Of all the countries in the world that are begging for native English speakers, these boomers choose Israel. Not Ukraine, or Italy, or Poland or countless other white nations with established online teaching programs.
Israel.
The same Israel that attacked the USS Liberty, organized 9/11 and invented the Holohoax. That’s the country whose kids should be educated for free (yes, this is voluntary).
*Clink*
The program began in 2011 as a side project of Sarah Gordon, a Canadian with Israeli parents who taught Hebrew in Ottawa. A former classmate of Gordon who taught English in Israel told her about some of her Arab-Israeli students who were struggling to pick up what would be their third language. So Gordon matched them with Canadian seniors she knew who could tutor them from afar.

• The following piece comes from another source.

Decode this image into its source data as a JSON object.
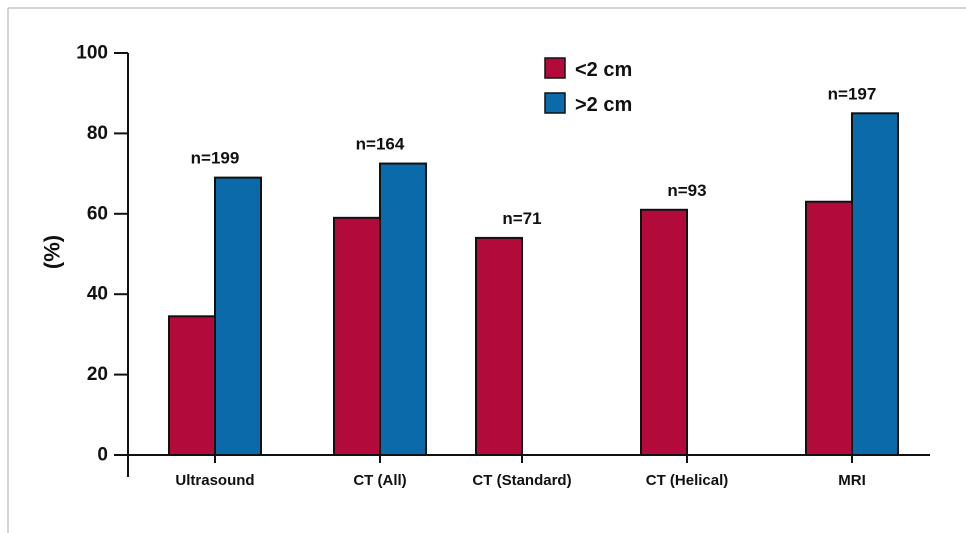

Since then, Israel Connect has mushroomed. It spread to Toronto and a few areas in the United States, from New Jersey to Baltimore to Florida. It now has 400 volunteer tutors, mostly baby boomers and older, and 500 Israeli high school students from 35 schools. Gordon said baby boomers are a good fit because they wake up early and tend to have free time.
You mean that the boomers’ worshipful attitude toward Israel, acquired from consuming tens of thousands of hours of mainstream media, didn’t influence your decision, Sarah? Because I think it did.
If I were an Israeli teen, I’d want to improve my English with someone my own age, not some out-of-touch old person who believes that Windows Explorer is gone forever when minimized.
Why not get some Generation Z teens to teach these Israelis instead?
Oh yeah, lol.
Volunteers say that aside from the tutoring, they enjoy having direct exposure to life in Israel through young people’s eyes. Beverly Grostern, a volunteer from Ottawa, took her first trip to Israel in decades after a year of tutoring an Israeli girl.
Eugh. This generation really is a lost cause.
I’m reminded of that quote from Based Black Man in The Matrix: “We never free a mind once it reaches a certain age. It’s dangerous, and the mind has trouble letting go.”
It might not be dangerous to inform the average boomer that Jews are imperfect beings, but it is pointless. After decades of single-pointed programming, the mind does seem to become “cemented” in its thinking, leaving little room for alternative viewpoints unless the individual is unusually strong-willed.
This is why the Daily Stormer and other propaganda outlets target the young. Kids are the future, yes, but their minds are also most open to new ideas – particularly if those ideas are rebellious and cool.